Lost Paradise: The Story of Granada
Elizabeth DraysonThe Andalusian city of Granada has long cast its spell on visitors. In the ninth centruy, the Muslim sage Abd al-Malik described it as a place of enchantment, while a later poet, Ibn Zamrak, sang of it as a city that wears a crown upon its forehead, bejewelled with diamond stars. From the early Middle Ages to the present, foreign travellers have been bewitched by Granada's peerless beauty.
Granada is also the stuff of story and legend, with an unforgettable history to match. Romans, then Visigoths, settled here, as did a community of Jews; in the eleventh century a Berber chief made Granada his capital, and from 1230 until 1492 the Nasrids - Spain's last Islamic dynasty - ruled the emirate of Granada from their fortress-palace of the Alhambra.
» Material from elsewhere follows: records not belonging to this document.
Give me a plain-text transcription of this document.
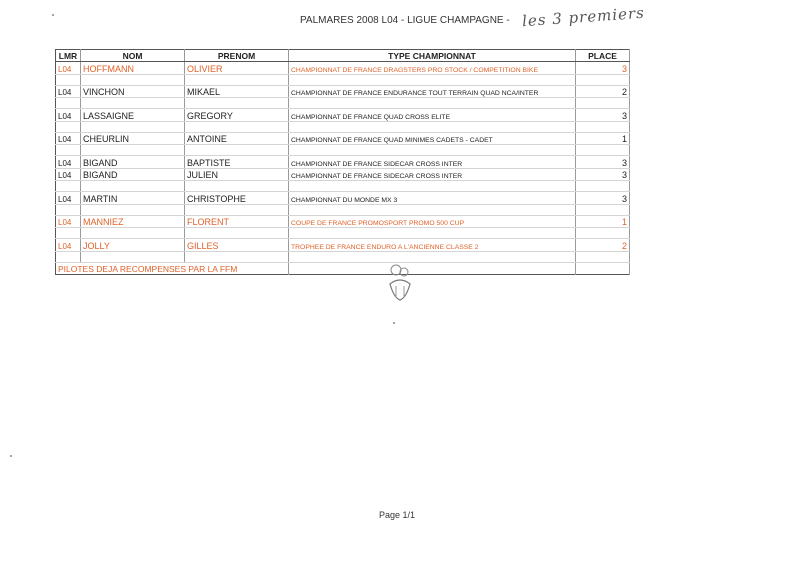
PALMARES 2008 L04 - LIGUE CHAMPAGNE - les 3 premiers
LMR	NOM	PRENOM	TYPE CHAMPIONNAT	PLACE
L04	HOFFMANN	OLIVIER	CHAMPIONNAT DE FRANCE DRAGSTERS PRO STOCK / COMPETITION BIKE	3

L04	VINCHON	MIKAEL	CHAMPIONNAT DE FRANCE ENDURANCE TOUT TERRAIN QUAD NCA/INTER	2

L04	LASSAIGNE	GREGORY	CHAMPIONNAT DE FRANCE QUAD CROSS ELITE	3

L04	CHEURLIN	ANTOINE	CHAMPIONNAT DE FRANCE QUAD MINIMES CADETS - CADET	1

L04	BIGAND	BAPTISTE	CHAMPIONNAT DE FRANCE SIDECAR CROSS INTER	3
L04	BIGAND	JULIEN	CHAMPIONNAT DE FRANCE SIDECAR CROSS INTER	3

L04	MARTIN	CHRISTOPHE	CHAMPIONNAT DU MONDE MX 3	3

L04	MANNIEZ	FLORENT	COUPE DE FRANCE PROMOSPORT PROMO 500 CUP	1

L04	JOLLY	GILLES	TROPHEE DE FRANCE ENDURO A L'ANCIENNE CLASSE 2	2

PILOTES DEJA RECOMPENSES PAR LA FFM				
Page 1/1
After capturing the city to complete the Christian Reconquista, the Catholic monarchs Ferdinand and Isabella made the Alhambra the site of their royal court.
In this, the first narrative history of Granada for English-speaking readers, Elizabeth Drayson takes the reader on a voyage of discovery that uncovers the many-layered past of Spain's most complex and fascinating city, celebrating and exploring its evolving identity. Her account brings to the fore the image of Granada as a lost paradise, revealing it as a place of perpetual contradiction and linking it to the great dilemma over Spain's true identity as a nation. This is the story of a vanished Eden, of a place that questions and probes Spain's deep obsession with forgetting, and with erasing historical and cultural memory.